Wan Long is the long-time CEO of the WH Group. Although not a member of the Communist Party, he is a delegate to the National People’s Congress, the highest decision-making body in the nation. For the Chinese, the need to keep its nearly 1.5 billion people fed is of the highest priority.

As part of the breakneck drive to keep the masses satisfied, the agricultural sector paid little attention to environmental costs. In keeping with the “Green Revolution,” farmers soaked the soil with chemicals. China became synonymous with tainted food, from mercury-laden rice to melamine-infused milk powder.

Was there any way for China to produce enough safe food for its growing population if they all start eating like Americans? In keeping with the challenge posed by de-growth advocates, including me, the simple answer is that it can’t. It takes about one acre to feed the average U.S. consumer, but China only has about 0.2 acres of arable land per citizen, including polluted fields. For government planners, the future looks bleak in light of reports that almost 20 percent of China’s remaining arable land is contaminated.

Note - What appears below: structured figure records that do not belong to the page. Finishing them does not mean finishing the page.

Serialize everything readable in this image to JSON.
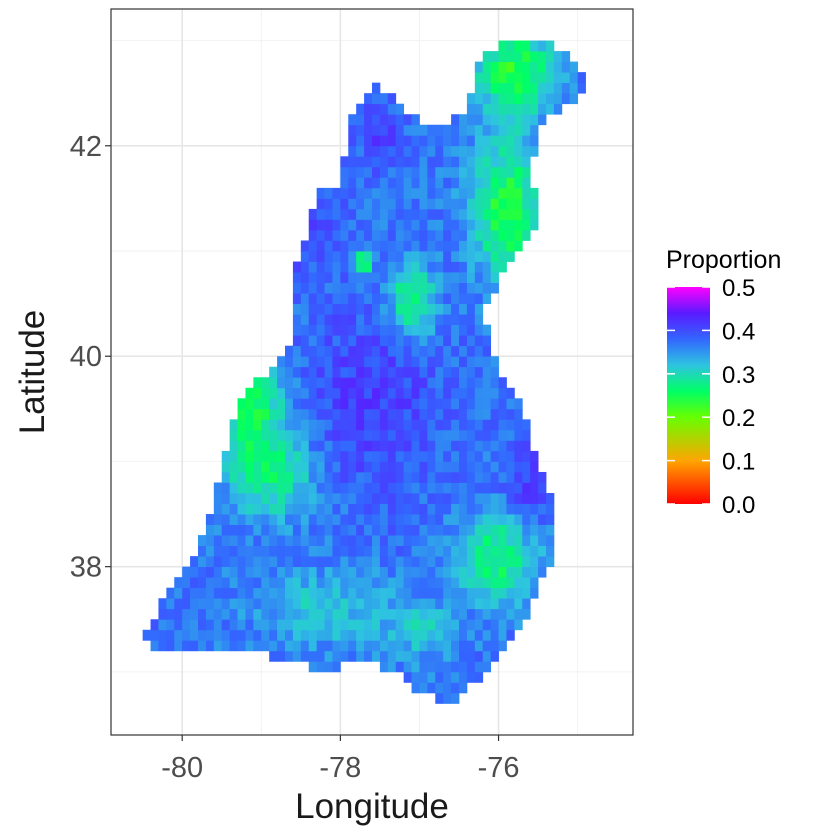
{
  "chart_data": {
    "type": "heatmap",
    "title": "",
    "xlabel": "Longitude",
    "ylabel": "Latitude",
    "xlim": [
      -80.9,
      -74.3
    ],
    "ylim": [
      36.4,
      43.3
    ],
    "x_ticks": [
      -80,
      -78,
      -76
    ],
    "x_tick_labels": [
      "-80",
      "-78",
      "-76"
    ],
    "y_ticks": [
      38,
      40,
      42
    ],
    "y_tick_labels": [
      "38",
      "40",
      "42"
    ],
    "grid": true,
    "cell_size_deg": 0.1,
    "legend": {
      "title": "Proportion",
      "placement": "right",
      "range": [
        0.0,
        0.5
      ],
      "labels": [
        "0.5",
        "0.4",
        "0.3",
        "0.2",
        "0.1",
        "0.0"
      ],
      "colors": [
        "#ff0000",
        "#ffa500",
        "#66ff00",
        "#00ff66",
        "#2ec4e0",
        "#3366ff",
        "#5a1aff",
        "#ff00ff"
      ]
    },
    "region_outline": [
      [
        -80.5,
        37.3
      ],
      [
        -80.3,
        37.6
      ],
      [
        -79.8,
        38.2
      ],
      [
        -79.6,
        38.6
      ],
      [
        -79.5,
        39.0
      ],
      [
        -79.3,
        39.6
      ],
      [
        -79.0,
        39.8
      ],
      [
        -78.6,
        40.2
      ],
      [
        -78.6,
        40.8
      ],
      [
        -78.4,
        41.2
      ],
      [
        -78.3,
        41.6
      ],
      [
        -78.0,
        41.6
      ],
      [
        -77.9,
        42.2
      ],
      [
        -77.6,
        42.6
      ],
      [
        -77.1,
        42.3
      ],
      [
        -76.8,
        42.2
      ],
      [
        -76.4,
        42.3
      ],
      [
        -76.3,
        42.8
      ],
      [
        -75.9,
        43.0
      ],
      [
        -75.3,
        42.95
      ],
      [
        -74.9,
        42.7
      ],
      [
        -75.0,
        42.4
      ],
      [
        -75.4,
        42.3
      ],
      [
        -75.6,
        41.8
      ],
      [
        -75.5,
        41.3
      ],
      [
        -75.8,
        41.0
      ],
      [
        -76.0,
        40.7
      ],
      [
        -76.2,
        40.4
      ],
      [
        -76.0,
        39.9
      ],
      [
        -75.7,
        39.5
      ],
      [
        -75.5,
        39.0
      ],
      [
        -75.3,
        38.6
      ],
      [
        -75.3,
        38.1
      ],
      [
        -75.5,
        37.9
      ],
      [
        -75.6,
        37.6
      ],
      [
        -76.0,
        37.1
      ],
      [
        -76.3,
        36.9
      ],
      [
        -76.6,
        36.7
      ],
      [
        -77.0,
        36.8
      ],
      [
        -77.3,
        37.0
      ],
      [
        -77.8,
        37.1
      ],
      [
        -78.2,
        37.0
      ],
      [
        -78.7,
        37.1
      ],
      [
        -79.2,
        37.2
      ],
      [
        -79.6,
        37.2
      ],
      [
        -80.0,
        37.2
      ],
      [
        -80.4,
        37.2
      ]
    ],
    "value_field": {
      "base": 0.37,
      "features": [
        {
          "lon": -75.8,
          "lat": 42.7,
          "sx": 0.35,
          "sy": 0.3,
          "value": 0.22,
          "weight": 0.9
        },
        {
          "lon": -75.9,
          "lat": 41.4,
          "sx": 0.3,
          "sy": 0.45,
          "value": 0.22,
          "weight": 0.9
        },
        {
          "lon": -77.1,
          "lat": 40.5,
          "sx": 0.2,
          "sy": 0.25,
          "value": 0.22,
          "weight": 0.9
        },
        {
          "lon": -77.7,
          "lat": 40.9,
          "sx": 0.08,
          "sy": 0.08,
          "value": 0.22,
          "weight": 0.9
        },
        {
          "lon": -79.1,
          "lat": 39.4,
          "sx": 0.3,
          "sy": 0.4,
          "value": 0.23,
          "weight": 0.9
        },
        {
          "lon": -78.8,
          "lat": 38.9,
          "sx": 0.35,
          "sy": 0.3,
          "value": 0.25,
          "weight": 0.8
        },
        {
          "lon": -76.0,
          "lat": 38.1,
          "sx": 0.35,
          "sy": 0.3,
          "value": 0.24,
          "weight": 0.85
        },
        {
          "lon": -78.2,
          "lat": 37.6,
          "sx": 0.6,
          "sy": 0.25,
          "value": 0.29,
          "weight": 0.7
        },
        {
          "lon": -77.0,
          "lat": 37.4,
          "sx": 0.3,
          "sy": 0.2,
          "value": 0.28,
          "weight": 0.6
        },
        {
          "lon": -77.6,
          "lat": 39.6,
          "sx": 0.6,
          "sy": 0.6,
          "value": 0.43,
          "weight": 0.7
        },
        {
          "lon": -78.7,
          "lat": 41.3,
          "sx": 0.4,
          "sy": 0.3,
          "value": 0.44,
          "weight": 0.7
        },
        {
          "lon": -75.6,
          "lat": 38.8,
          "sx": 0.25,
          "sy": 0.3,
          "value": 0.44,
          "weight": 0.6
        },
        {
          "lon": -77.5,
          "lat": 42.1,
          "sx": 0.2,
          "sy": 0.25,
          "value": 0.43,
          "weight": 0.6
        }
      ]
    }
  }
}
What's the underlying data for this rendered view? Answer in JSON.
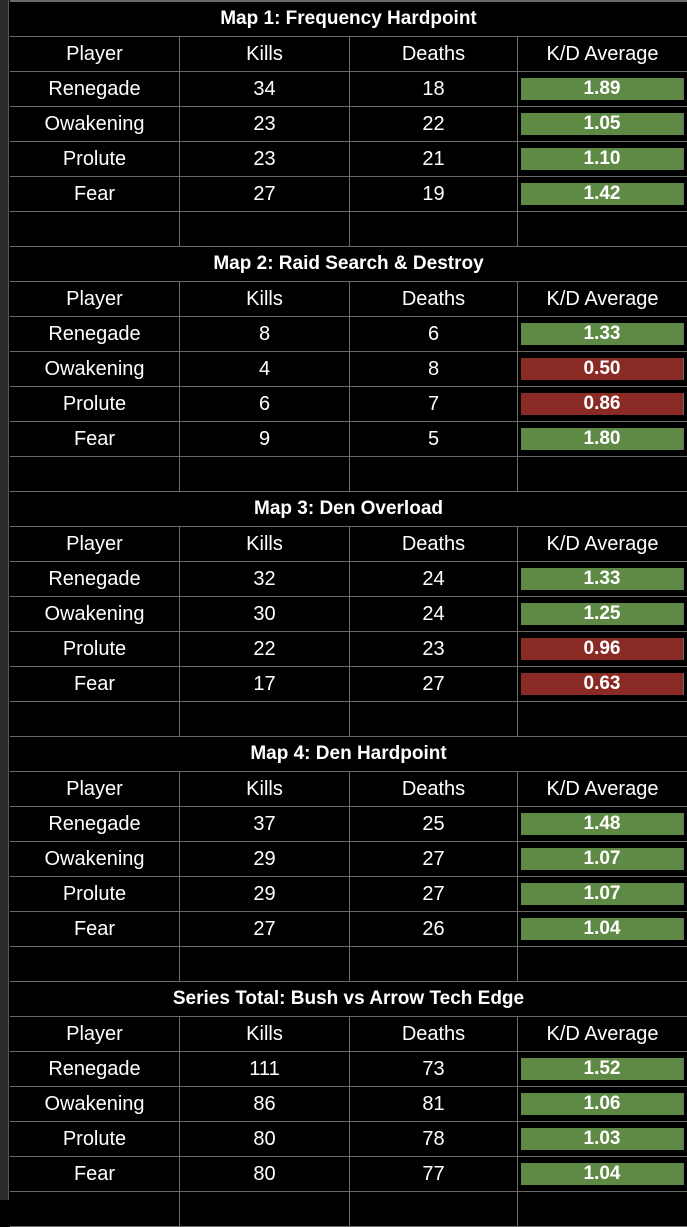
{
  "colors": {
    "good": "#5f8a45",
    "bad": "#8a2a24",
    "background": "#000000",
    "grid": "#6a6a6a"
  },
  "headers": {
    "player": "Player",
    "kills": "Kills",
    "deaths": "Deaths",
    "kd": "K/D Average"
  },
  "maps": [
    {
      "title": "Map 1: Frequency Hardpoint",
      "rows": [
        {
          "player": "Renegade",
          "kills": "34",
          "deaths": "18",
          "kd": "1.89",
          "status": "good"
        },
        {
          "player": "Owakening",
          "kills": "23",
          "deaths": "22",
          "kd": "1.05",
          "status": "good"
        },
        {
          "player": "Prolute",
          "kills": "23",
          "deaths": "21",
          "kd": "1.10",
          "status": "good"
        },
        {
          "player": "Fear",
          "kills": "27",
          "deaths": "19",
          "kd": "1.42",
          "status": "good"
        }
      ]
    },
    {
      "title": "Map 2: Raid Search & Destroy",
      "rows": [
        {
          "player": "Renegade",
          "kills": "8",
          "deaths": "6",
          "kd": "1.33",
          "status": "good"
        },
        {
          "player": "Owakening",
          "kills": "4",
          "deaths": "8",
          "kd": "0.50",
          "status": "bad"
        },
        {
          "player": "Prolute",
          "kills": "6",
          "deaths": "7",
          "kd": "0.86",
          "status": "bad"
        },
        {
          "player": "Fear",
          "kills": "9",
          "deaths": "5",
          "kd": "1.80",
          "status": "good"
        }
      ]
    },
    {
      "title": "Map 3: Den Overload",
      "rows": [
        {
          "player": "Renegade",
          "kills": "32",
          "deaths": "24",
          "kd": "1.33",
          "status": "good"
        },
        {
          "player": "Owakening",
          "kills": "30",
          "deaths": "24",
          "kd": "1.25",
          "status": "good"
        },
        {
          "player": "Prolute",
          "kills": "22",
          "deaths": "23",
          "kd": "0.96",
          "status": "bad"
        },
        {
          "player": "Fear",
          "kills": "17",
          "deaths": "27",
          "kd": "0.63",
          "status": "bad"
        }
      ]
    },
    {
      "title": "Map 4: Den Hardpoint",
      "rows": [
        {
          "player": "Renegade",
          "kills": "37",
          "deaths": "25",
          "kd": "1.48",
          "status": "good"
        },
        {
          "player": "Owakening",
          "kills": "29",
          "deaths": "27",
          "kd": "1.07",
          "status": "good"
        },
        {
          "player": "Prolute",
          "kills": "29",
          "deaths": "27",
          "kd": "1.07",
          "status": "good"
        },
        {
          "player": "Fear",
          "kills": "27",
          "deaths": "26",
          "kd": "1.04",
          "status": "good"
        }
      ]
    },
    {
      "title": "Series Total: Bush vs Arrow Tech Edge",
      "rows": [
        {
          "player": "Renegade",
          "kills": "111",
          "deaths": "73",
          "kd": "1.52",
          "status": "good"
        },
        {
          "player": "Owakening",
          "kills": "86",
          "deaths": "81",
          "kd": "1.06",
          "status": "good"
        },
        {
          "player": "Prolute",
          "kills": "80",
          "deaths": "78",
          "kd": "1.03",
          "status": "good"
        },
        {
          "player": "Fear",
          "kills": "80",
          "deaths": "77",
          "kd": "1.04",
          "status": "good"
        }
      ]
    }
  ]
}
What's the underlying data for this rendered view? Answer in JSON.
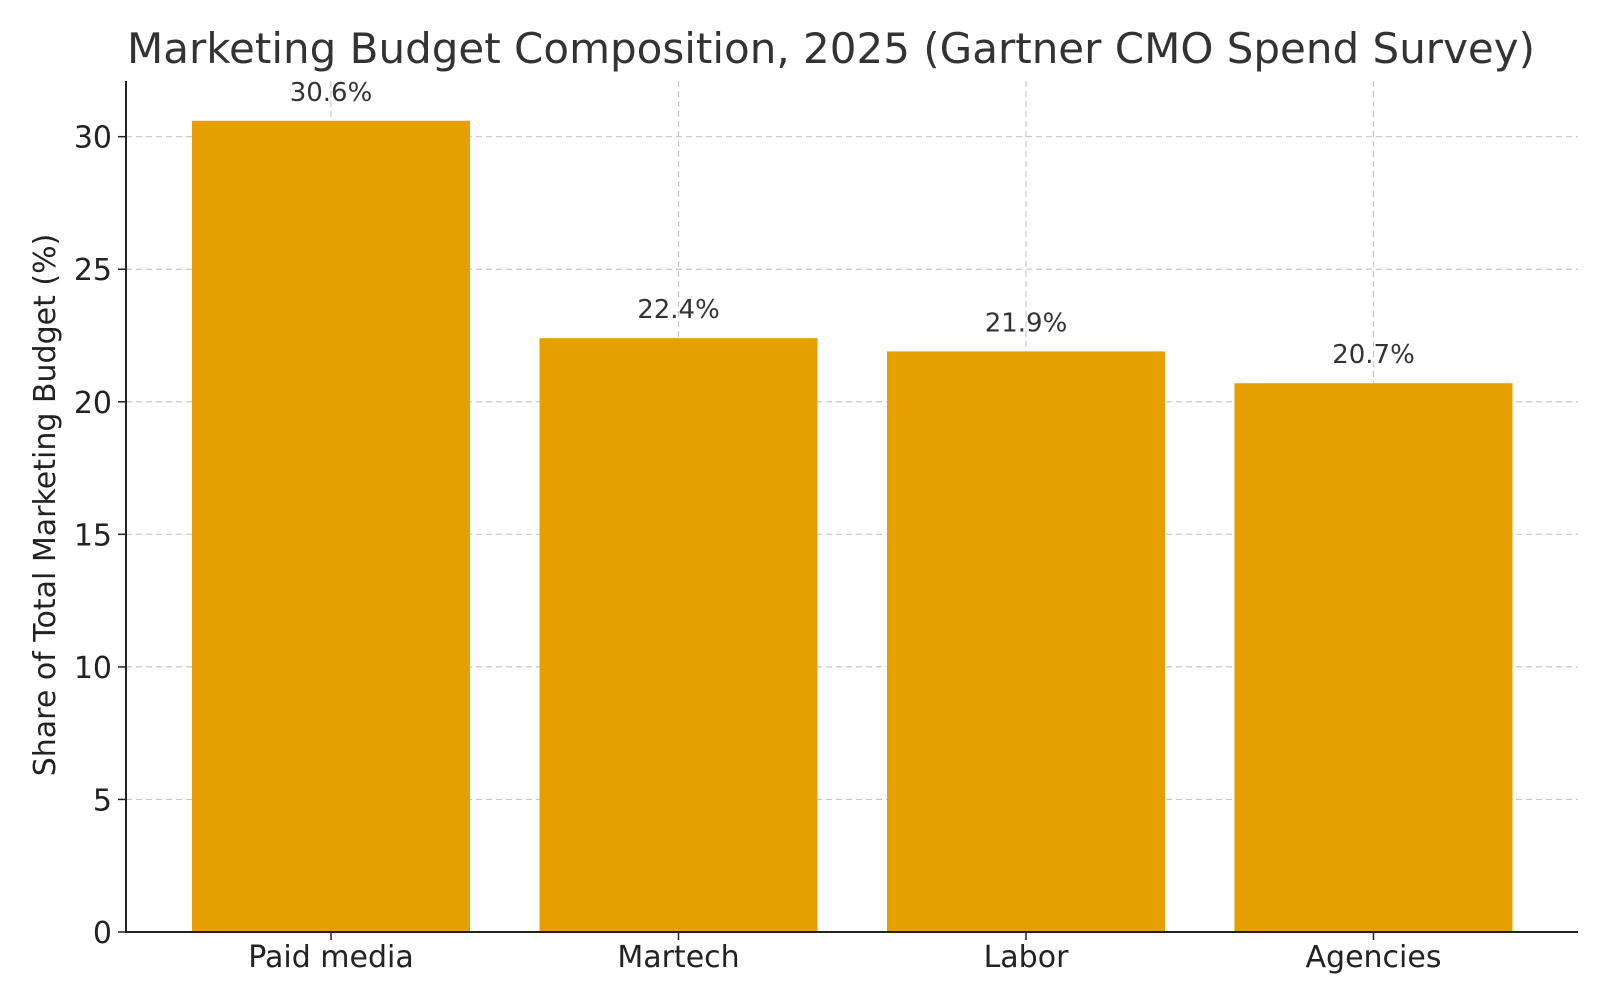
{
  "chart_data": {
    "type": "bar",
    "title": "Marketing Budget Composition, 2025 (Gartner CMO Spend Survey)",
    "xlabel": "",
    "ylabel": "Share of Total Marketing Budget (%)",
    "categories": [
      "Paid media",
      "Martech",
      "Labor",
      "Agencies"
    ],
    "values": [
      30.6,
      22.4,
      21.9,
      20.7
    ],
    "data_labels": [
      "30.6%",
      "22.4%",
      "21.9%",
      "20.7%"
    ],
    "ylim": [
      0,
      32.1
    ],
    "yticks": [
      0,
      5,
      10,
      15,
      20,
      25,
      30
    ],
    "grid": true,
    "bar_color": "#e69f00"
  }
}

That is one of the main reasons that China roams the planet looking for pig farms to buy or arable land to grow soybeans and other commodities necessary for home consumption. Recently Donald Trump shocked liberals for cutting off funds for the WHO. To a large extent, he singled out its leader Tedros Adhanom for making the same kind of flattering comments about China’s response to the Wuhan outbreak.

Adhanom, an Ethiopian, might have had good reasons to go easy on the Chinese. China is the largest foreign direct investment (FDI) source in Ethiopia, accounting for about 60 percent of the newly approved foreign projects in the East African country during 2019. In addition to staking out claims in the country’s farming regions, China has also helped the country set up industrial zones that will be of more long-term value.

Looking down at Earth from some distant planet, a space alien might wonder where all this was going. Pandemics caused by industrial farming? Industrial farming a product of hunger for meat that has questionable nutritional value? Polluted waters from CAFOs? Where does it all end? In “The Day the Earth Stood Still,” Klaatu came to Earth in order to call us to order. Our nuclear weapons were a threat to other civilizations on other planets. Unfortunately for us, there are no distant planets that can rescue us. It is up to us to carry out that mission. As Walt Kelly’s Pogo once put it, “We have met the enemy and he is us.”